Шарф она намотала на пороге, шапочку надела на лестничной площадке, а короткую шубейку застегивала, торопливо цокая по ступеням. Вздохнув, я прикрыл дверь и вернулся на кухню.
Радио напевало ясным голосом Сенчиной, но я его выключил. Мне и новостей хватило. Милевский… Милевский…
Да, этот поляк, в отличие от желеобразного Герека, способен действовать решительно и жёстко. Победа?
«Посмотрим, — подумал я уклончиво. — В любом случае, Бжезинский напрягся. Збиг так надеялся, что Кароль Войтыла поселится в Апостольском дворце — и на тебе. А теперь и вторую влиятельную фигуру убрали с доски! И чем играть? Ладно, посмотрим…»
Глянув на часы, я решительно отрезал ломоть от батона и щедро намазал его маслом. Чай еще не остыл, но уже не обжигал.
В самый раз…
Тот же день, позже
Ленинград, улица 8-я Красноармейская
Там, где сходились оба коридора и гулкая лестница, вся стена была увешана стенгазетами. С листов ватмана глядели бородатые Деды Морозы и румяные Снегурочки, вихрем мчались тройки и разлаписто ершились наряженные ёлки. «С Новым 1979 годом!»
Читать школьные дацзыбао мне было некогда — звонок на большую перемену звал в столовую.
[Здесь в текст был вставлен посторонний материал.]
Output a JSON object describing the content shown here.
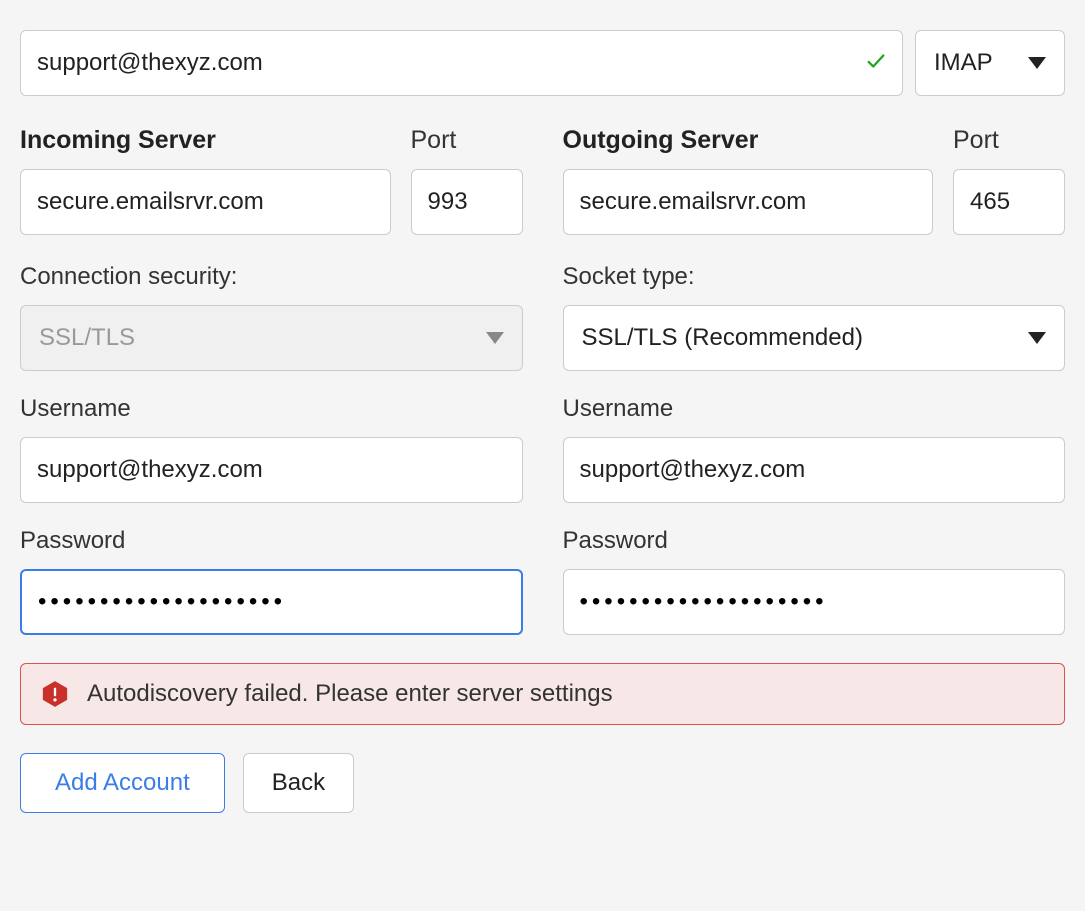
{
  "email": {
    "value": "support@thexyz.com",
    "validated": true
  },
  "protocol": {
    "value": "IMAP"
  },
  "incoming": {
    "header": "Incoming Server",
    "port_label": "Port",
    "server": "secure.emailsrvr.com",
    "port": "993",
    "security_label": "Connection security:",
    "security_value": "SSL/TLS",
    "username_label": "Username",
    "username": "support@thexyz.com",
    "password_label": "Password",
    "password": "••••••••••••••••••••"
  },
  "outgoing": {
    "header": "Outgoing Server",
    "port_label": "Port",
    "server": "secure.emailsrvr.com",
    "port": "465",
    "socket_label": "Socket type:",
    "socket_value": "SSL/TLS (Recommended)",
    "username_label": "Username",
    "username": "support@thexyz.com",
    "password_label": "Password",
    "password": "••••••••••••••••••••"
  },
  "error": {
    "message": "Autodiscovery failed. Please enter server settings"
  },
  "buttons": {
    "add": "Add Account",
    "back": "Back"
  }
}
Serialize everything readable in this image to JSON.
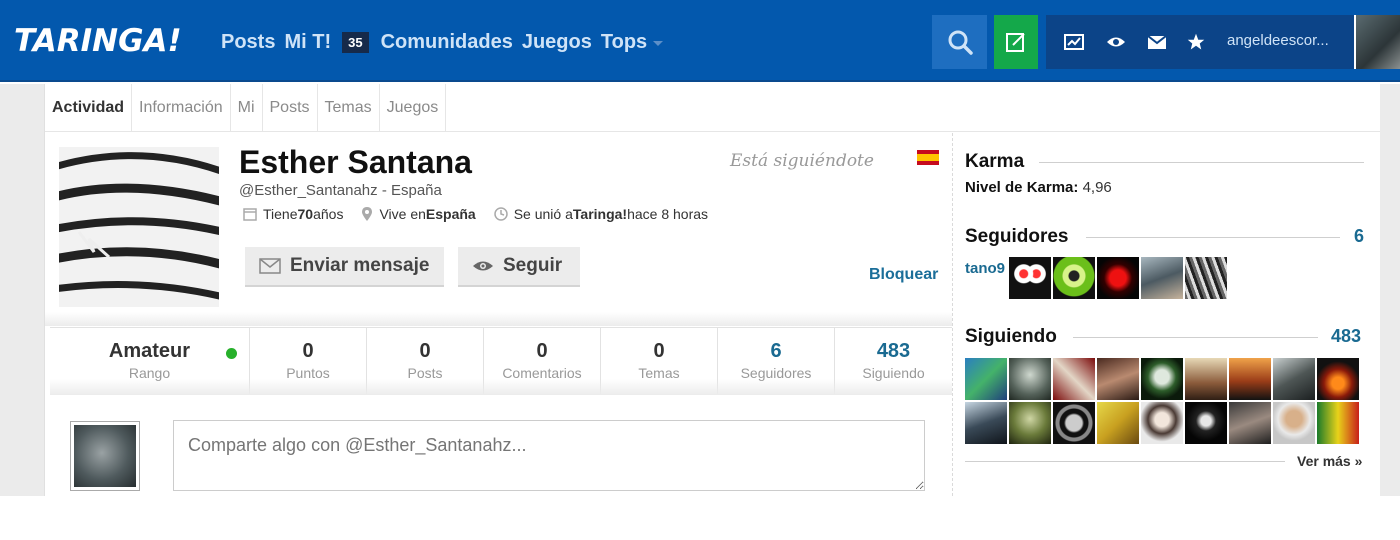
{
  "topbar": {
    "logo": "TARINGA!",
    "nav": {
      "posts": "Posts",
      "mit": "Mi T!",
      "mit_badge": "35",
      "comunidades": "Comunidades",
      "juegos": "Juegos",
      "tops": "Tops"
    },
    "username": "angeldeescor...",
    "icons": [
      "search-icon",
      "compose-icon",
      "stats-icon",
      "eye-icon",
      "mail-icon",
      "star-icon"
    ],
    "colors": {
      "bar": "#0358ad",
      "compose": "#14a84a",
      "search": "#1e6ec0"
    }
  },
  "tabs": [
    "Actividad",
    "Información",
    "Mi",
    "Posts",
    "Temas",
    "Juegos"
  ],
  "profile": {
    "name": "Esther Santana",
    "handle": "@Esther_Santanahz - España",
    "age_prefix": "Tiene ",
    "age": "70",
    "age_suffix": " años",
    "lives_prefix": "Vive en ",
    "lives": "España",
    "joined_prefix": "Se unió a ",
    "joined_site": "Taringa!",
    "joined_suffix": " hace 8 horas",
    "following_you": "Está siguiéndote",
    "send_message": "Enviar mensaje",
    "follow": "Seguir",
    "block": "Bloquear"
  },
  "stats": [
    {
      "value": "Amateur",
      "label": "Rango"
    },
    {
      "value": "0",
      "label": "Puntos"
    },
    {
      "value": "0",
      "label": "Posts"
    },
    {
      "value": "0",
      "label": "Comentarios"
    },
    {
      "value": "0",
      "label": "Temas"
    },
    {
      "value": "6",
      "label": "Seguidores"
    },
    {
      "value": "483",
      "label": "Siguiendo"
    }
  ],
  "composer": {
    "placeholder": "Comparte algo con @Esther_Santanahz..."
  },
  "sidebar": {
    "karma_title": "Karma",
    "karma_label": "Nivel de Karma:",
    "karma_value": "4,96",
    "followers_title": "Seguidores",
    "followers_count": "6",
    "followers_first": "tano9",
    "following_title": "Siguiendo",
    "following_count": "483",
    "see_more": "Ver más »"
  }
}
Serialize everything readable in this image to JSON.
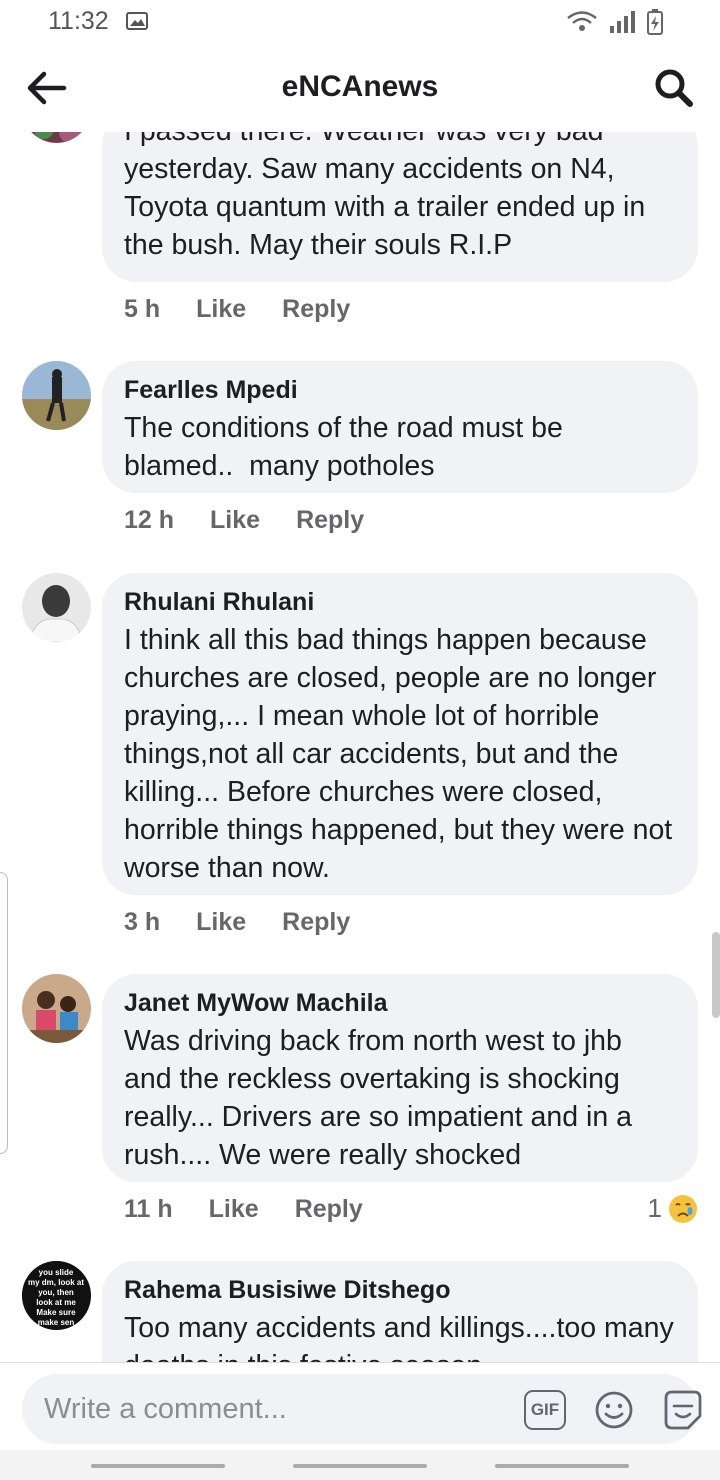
{
  "status": {
    "time": "11:32"
  },
  "header": {
    "title": "eNCAnews"
  },
  "comments": [
    {
      "author": "",
      "text": "I passed there. Weather was very bad yesterday. Saw many accidents on N4, Toyota quantum with a trailer ended up in the bush. May their souls R.I.P",
      "time": "5 h",
      "like": "Like",
      "reply": "Reply"
    },
    {
      "author": "Fearlles Mpedi",
      "text": "The conditions of the road must be blamed..  many potholes",
      "time": "12 h",
      "like": "Like",
      "reply": "Reply"
    },
    {
      "author": "Rhulani Rhulani",
      "text": "I think all this bad things happen because churches are closed, people are no longer praying,... I mean whole lot of horrible things,not all car accidents, but and the killing... Before churches were closed, horrible things happened, but they were not worse than now.",
      "time": "3 h",
      "like": "Like",
      "reply": "Reply"
    },
    {
      "author": "Janet MyWow Machila",
      "text": "Was driving back from north west to jhb and the reckless overtaking is shocking really... Drivers are so impatient and in a rush.... We were really shocked",
      "time": "11 h",
      "like": "Like",
      "reply": "Reply",
      "reaction_count": "1"
    },
    {
      "author": "Rahema Busisiwe Ditshego",
      "text": "Too many accidents and killings....too many deaths in this festive season",
      "avatar_text": "you slide my dm, look at you, then look at me Make sure make sen"
    }
  ],
  "composer": {
    "placeholder": "Write a comment...",
    "gif": "GIF"
  },
  "colors": {
    "bubble": "#f0f2f5",
    "meta": "#65676b",
    "text": "#1c1e21"
  }
}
Торопливо шагая, я лишь улавливал новогодние приметы — резные снежинки на стеклах окон, серебристые струйки «дождика», прицепленные к потолку мокрыми клочками ваты, гирлянды под потолком — первоклашки весь урок резали цветную бумагу на полоски и склеивали их в колечки, мастеря звенья мягкой цепи…
В столовке бурлила жизнь — гвалт стоял, будто на стадионе в решающую минуту пенальти. Я, как человек положительный и степенный, взял поднос и занял очередь, свысока взирая на кипение страстей.
— Макароны с поджаркой. И чай. С рогаликом!
Шестнадцать минут до звонка, можно не спешить. Я занял столик у окна. Рядом, отрешенный от земного, насыщался Паштет.
Всё, как обычно, и надо было напоминать рассудку, что два дня спустя случится перелом лет — истает последняя секунда года уходящего, и тотчас же затикает следующий, семьдесят девятый.